As we deal with the growing youth unemployment situation in the country, there is an urgent need to look at how we are employing strategies to address the issue, both for short and long term. While the immediate interventions that the government has come up with might look like the ultimate remedy, their sustainability is questionable.
If job creation is not sustainable, unemployment problem cannot be solved. If we are just looking at short-term adjustments, much leaves to be desired of our mandate.
This country’s population is very young. There are about 141,000 people in the age bracket of 15 to 24. Currently, youth unemployment figure stands at more than nine percent. As more and more young people graduate and enter the job market, unemployment situation will only worsen. If the labour minister thinks that youth unemployment problem has been exacerbated by rapid socioeconomic growth and development over the last couple of decades, solutions must be found, a workable one at that. Plans must be worked out to face the future challenges.

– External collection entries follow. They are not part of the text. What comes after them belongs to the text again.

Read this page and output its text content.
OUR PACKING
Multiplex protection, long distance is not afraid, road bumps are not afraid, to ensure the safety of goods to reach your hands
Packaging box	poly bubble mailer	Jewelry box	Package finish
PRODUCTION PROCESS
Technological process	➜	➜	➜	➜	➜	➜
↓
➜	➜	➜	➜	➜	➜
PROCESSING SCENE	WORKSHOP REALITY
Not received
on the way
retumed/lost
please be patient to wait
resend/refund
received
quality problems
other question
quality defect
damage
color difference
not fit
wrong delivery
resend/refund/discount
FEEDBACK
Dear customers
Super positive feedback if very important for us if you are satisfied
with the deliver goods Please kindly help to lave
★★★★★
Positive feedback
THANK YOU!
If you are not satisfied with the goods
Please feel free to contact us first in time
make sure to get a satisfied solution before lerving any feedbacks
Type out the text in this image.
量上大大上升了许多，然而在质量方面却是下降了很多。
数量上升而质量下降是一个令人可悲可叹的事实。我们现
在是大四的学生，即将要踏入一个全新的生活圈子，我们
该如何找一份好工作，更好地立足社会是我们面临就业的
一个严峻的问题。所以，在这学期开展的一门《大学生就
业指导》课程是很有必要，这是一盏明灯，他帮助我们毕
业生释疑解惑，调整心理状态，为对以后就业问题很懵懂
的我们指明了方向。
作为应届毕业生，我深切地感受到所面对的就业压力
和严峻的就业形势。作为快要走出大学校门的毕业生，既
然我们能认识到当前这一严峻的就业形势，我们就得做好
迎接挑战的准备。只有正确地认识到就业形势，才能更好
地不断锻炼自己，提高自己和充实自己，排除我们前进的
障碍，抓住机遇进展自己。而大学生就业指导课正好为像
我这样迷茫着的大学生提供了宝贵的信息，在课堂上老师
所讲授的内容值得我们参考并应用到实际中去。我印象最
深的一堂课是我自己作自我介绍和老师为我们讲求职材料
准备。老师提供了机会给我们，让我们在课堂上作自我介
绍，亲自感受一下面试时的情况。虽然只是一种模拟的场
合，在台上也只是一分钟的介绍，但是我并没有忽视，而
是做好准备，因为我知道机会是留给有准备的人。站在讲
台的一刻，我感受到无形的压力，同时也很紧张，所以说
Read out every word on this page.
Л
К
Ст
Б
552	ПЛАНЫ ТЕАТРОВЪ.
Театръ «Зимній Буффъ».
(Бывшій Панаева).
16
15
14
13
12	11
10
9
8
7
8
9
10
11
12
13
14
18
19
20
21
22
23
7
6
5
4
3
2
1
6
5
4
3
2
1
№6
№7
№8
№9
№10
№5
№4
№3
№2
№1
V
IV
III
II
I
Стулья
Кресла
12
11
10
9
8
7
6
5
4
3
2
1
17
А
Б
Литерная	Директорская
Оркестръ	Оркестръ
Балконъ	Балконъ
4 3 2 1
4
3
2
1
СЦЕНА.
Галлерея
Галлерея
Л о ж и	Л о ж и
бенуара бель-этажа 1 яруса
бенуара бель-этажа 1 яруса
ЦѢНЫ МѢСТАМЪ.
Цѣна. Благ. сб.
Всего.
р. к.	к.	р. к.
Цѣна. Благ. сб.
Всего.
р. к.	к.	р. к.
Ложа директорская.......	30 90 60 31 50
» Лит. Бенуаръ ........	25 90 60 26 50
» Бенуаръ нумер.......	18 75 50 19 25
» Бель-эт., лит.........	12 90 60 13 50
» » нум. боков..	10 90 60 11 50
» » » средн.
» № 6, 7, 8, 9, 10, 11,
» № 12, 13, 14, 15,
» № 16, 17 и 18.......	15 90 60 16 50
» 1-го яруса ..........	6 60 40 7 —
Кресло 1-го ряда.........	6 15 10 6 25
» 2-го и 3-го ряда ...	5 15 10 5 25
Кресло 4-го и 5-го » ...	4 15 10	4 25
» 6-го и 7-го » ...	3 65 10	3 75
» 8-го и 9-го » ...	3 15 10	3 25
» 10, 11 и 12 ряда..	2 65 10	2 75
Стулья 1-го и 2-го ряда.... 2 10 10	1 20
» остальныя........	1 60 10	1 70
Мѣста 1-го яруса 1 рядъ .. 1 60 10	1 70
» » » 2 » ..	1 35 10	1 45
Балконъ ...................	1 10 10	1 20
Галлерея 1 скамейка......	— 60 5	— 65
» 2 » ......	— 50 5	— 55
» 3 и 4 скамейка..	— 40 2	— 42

As if the problem hasn’t come to the head already, we can do without official commentary about what dynamics are playing on the employment scenario.
Going by some government stat, about 18,000 young people enter job market every year. The civil service, armed forces and government corporations are able to absorb only about 6,000 jobseekers. Of the 5,780 jobs identified last year excluding the usual employers, only 3,593 were taken. The private sector, being small as it is, cannot employ a large number of jobseekers. Also, the sector development is facing shortage of skilled human resources. Developing indigenous human resources, therefore, has become critically important.
The real challenge today seems to be skills-job mismatch. Employers, particularly in the private sector, demand skills and competence in potential employees. Our young TVET graduates do not seem to possess these requirements. At the TVET symposium in Thimphu that more than 40 principals, vice-principals and senior instructors of technical training and zorig institutes attended, the need to improve technical education and standardisation of the facility and trainers was the highlight. It has been found that some of our TVET institutes are making do with outdated machines, which do not give trainees the necessary skills to meet modern challenges.
Rather than pursuing unsustainable employment creation like overseas employment programme, the government could consider updating and upgrading TVET institutes in the country. This could prepare our young people for employment in the future. Self-employment is possible only when employability through skills development is made possible.